Hezbollah: extremist rebels killed commander
May 14, 2016Mustafa Badreddine, the Lebanese movement's top commander, was killed by rebel artillery near Damascus and not by an Israeli airstrike, Hezbollah said in a statement on Saturday.
"The blast that targeted one of our positions near Damascus International Airport, leading to the martyrdom of our brother commander Sayyid Mustafa Badreddine, was caused by artillery shelling carried out by takfiri Sunni extremist groups positioned in the area," the statement read.
"Takfiri" refers to Sunni Muslim extremists who, among other things, believe Shiites are apostates and should be killed.
Badreddine, who led Hezbollah's forces in Syria, was laid to rest in the militant group's southern Beirut stronghold on Friday (pictured) after dying from an explosion on Tuesday. Iran-backed Hezbollah has several thousand fighters in Syria battling rebels seeking to oust President Bashar al-Assad.
The statement said the commander's death only reaffirmed Hezbollah's will to fight against "criminal gangs" in Syria until they are defeated.
Media close to Hezbollah had earlier suggested an Israeli airstrike had killed Badreddine.
The Syrian Observatory for Human Rights, a UK-based monitoring group with activists on the ground in Syria, cast doubt on Hezbollah's claim that rebels were behind his death.
The monitoring group said sources in the Syrian regime and activists had not reported any artillery fire from eastern Ghouta, a rebel-held suburb some seven kilometers (four miles) from the Damascus airport, in the days leading up to his death.

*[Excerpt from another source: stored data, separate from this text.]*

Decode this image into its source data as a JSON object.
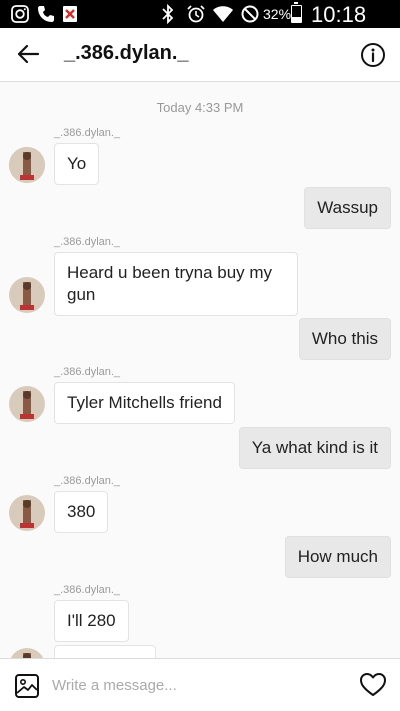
{
  "status_bar": {
    "battery_percent": "32%",
    "battery_level": 0.32,
    "time": "10:18 PM",
    "icons": [
      "instagram-icon",
      "phone-icon",
      "missed-call-icon",
      "bluetooth-icon",
      "alarm-icon",
      "wifi-icon",
      "do-not-disturb-icon",
      "battery-icon"
    ]
  },
  "header": {
    "title": "_.386.dylan._",
    "back_icon": "arrow-left-icon",
    "info_icon": "info-icon"
  },
  "thread": {
    "timestamp": "Today 4:33 PM",
    "messages": [
      {
        "direction": "in",
        "sender": "_.386.dylan._",
        "text": "Yo"
      },
      {
        "direction": "out",
        "text": "Wassup"
      },
      {
        "direction": "in",
        "sender": "_.386.dylan._",
        "text": "Heard u been tryna buy my gun"
      },
      {
        "direction": "out",
        "text": "Who this"
      },
      {
        "direction": "in",
        "sender": "_.386.dylan._",
        "text": "Tyler Mitchells friend"
      },
      {
        "direction": "out",
        "text": "Ya what kind is it"
      },
      {
        "direction": "in",
        "sender": "_.386.dylan._",
        "text": "380"
      },
      {
        "direction": "out",
        "text": "How much"
      },
      {
        "direction": "in",
        "sender": "_.386.dylan._",
        "text": "I'll 280"
      }
    ]
  },
  "composer": {
    "placeholder": "Write a message...",
    "value": "",
    "gallery_icon": "image-icon",
    "like_icon": "heart-icon"
  },
  "colors": {
    "incoming_bubble": "#ffffff",
    "outgoing_bubble": "#e8e8e8",
    "status_bar": "#000000"
  }
}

A Syrian security source told the AFP news agency that no aircraft were heard before the explosion.
Many enemies
Israel has struck targets in Syria during that country's five-year war but has not confirmed it had a role in Badreddine's death.
Badreddine became the group's top commander in 2008 after his predecessor, Imad Mughniyeh, was killed in a suspected Israeli car bomb assassination in Damascus.
The 55-year-old had escaped Arab and Western enemies for years.
He was one of five suspects accused by a UN tribunal of playing a role in the 2005 assassination of former Lebanese Prime Minister Rafik Hariri. He was sentenced to death in Kuwait for his role in a bombing there, before escaping when Iraq invaded the country in 1990.
Hezbollah's militant wing is listed as a terrorist organization by the EU and the United States and wields much power in Lebanon though its political wing.